Time
COVID time is “crip time” for the masses. Crip time is defined by scholars in disability studies as the way people who are chronically ill or have mental or physical disabilities experience time, with crip carrying the defiance and pride of a term such as “queer.” (I include myself in this category, and so use the “we” pronoun in this piece.) Crip time is heterogeneous, though one of its defining categories is that of “lost” time: the future that people who are chronically ill or have a disability would have had if the prognosis were different. But as the scholar of disability studies Ellen Samuels argues, being crip also scrambles time, giving some of us foreshortened lifespans that prematurely age us, while other adult crips are infantilized or treated like children.
Everyday textures of crip temporality vary too. Confined to our rooms or even our beds, we experience the compression of space as so intense that time seems to stop: crip time is often undifferentiated. Crip time can mean waiting long hours for pain to recede, for caregivers to appear, for enough energy to get up or just to roll over: crip time is a state of deferred gratification. It can even entail a fiercely future-committed overplanning, in which we make elaborate plans for travel and accommodation, but also have contingencies in place if we just cannot show up after all: crip time is a time of disappointment.

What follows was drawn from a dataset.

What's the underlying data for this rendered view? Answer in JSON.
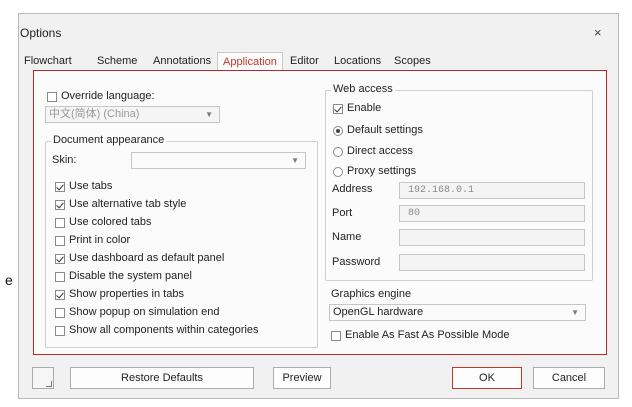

As the pandemic rages on, many able-bodied and able-minded people have been living in crip time for nine months. They have lost people earlier than they expected to. They have wondered how their own lifespans might be foreshortened. Diurnal time has been scrambled for those who can work remotely, as the boundaries between home and work blur through telecommuting, turning their days into indistinguishable tangles of family interruptions and presence-on-demand via Zoom. Those who are essential workers have worked hugely long shifts or multiple gig jobs that also give the lie to any border between night and day.
Everyone has experienced delayed gratification while waiting for beloved places to open up; for family members to gather around the table; for a walk where there’s still light and warmth; for this pandemic to be over. With the goal of keeping things as normal as possible, many people have engaged in overplanning—staging elaborate virtual cocktail parties, making ingenious trick-or-treat chutes, and entertaining one another by posing as masterworks of art using household objects. More generally, denizens of the COVID era have also entered a state of lost futures in which, as my teenaged daughter once said, “There’s nothing to look forward to anymore.”
And of course, those of us who are at high-risk for COVID because we are chronically ill or disabled or older wonder if we ourselves are disposable, if we will make it through this pandemic at all, and if there could be literally nothing at the end of this tunnel.
But people with disabilities also know something that COVID-timers are just beginning to learn: time isn’t linear. In human consciousness, time is something more like a rotating sphere or a kaleidoscope. Freud has taught us that though our biological lives may move inexorably forward, our minds preserve past moments, sometimes causing us to destructively reenact them, but sometimes productively reworking them to achieve meaning and agency long after they are gone. In a sense, then, we often live and think in several moments of time at once, and we are many selves at once.
Translating this into crip temporality means approaching time flexibly. Some of this is mundane and has to do with work. For example, crips often experience time as one step forward into accomplishment, two steps backward into the undoing of what’s been accomplished, and yet we still get things done. We know that one hour of work alternating with 20 minutes of walking, napping, or stretching, done two times, may produce better-quality output than being chained to a desk for three straight hours. We know that task-based work is often more satisfying than time-based work. We know how to build in wiggle room for deadlines we issue to other people, because our own shift around.
Overall, we have, of necessity, learned to value the quality of our time over the quantity of it, and to work with the rhythms of our energies. And as we contemplate the past, crips know that our healthier selves, if we were born healthy, often ached and hurt, or that we neglected our bodies or minds until something led to our current, irreversible situation, one that demands a form of self-care we were denied.
Understanding lost time in Freudian terms, then, we can grieve or even leverage past moments and selves toward hope for better futures, without refusing or diminishing the time we are in.
Most broadly, crips can experience even historical time as heterogeneous by connecting to other collective moments, such as the Spanish flu pandemic or the early AIDS era. With this connection, we feel solidarity with those who perished and those who survived, adopting and modifying some of their techniques for taking care of one another or making it through—as when we follow AIDS safe sex ethics to advocate for harm reduction and risk calculation in balancing COVID transmission with the human need for sociability. These are the moves that bend time, deploying the seeming losses of the past for a better future—not the future of a surefire cure, but the future of care and collective accountability.
What will the COVID era look like in the future, as a past we might mobilize toward a different tomorrow? I’d like to think that a post-COVID world will be more accommodating of people with illness and disability: that we will all—officially disabled or not—remember this time and build in accommodations for people, for time, for things we cherish. That we will insist that our workplaces and family life provide time for respite and reflection. Out of time “lost” to COVID, we should all remake the world so that we can truly live.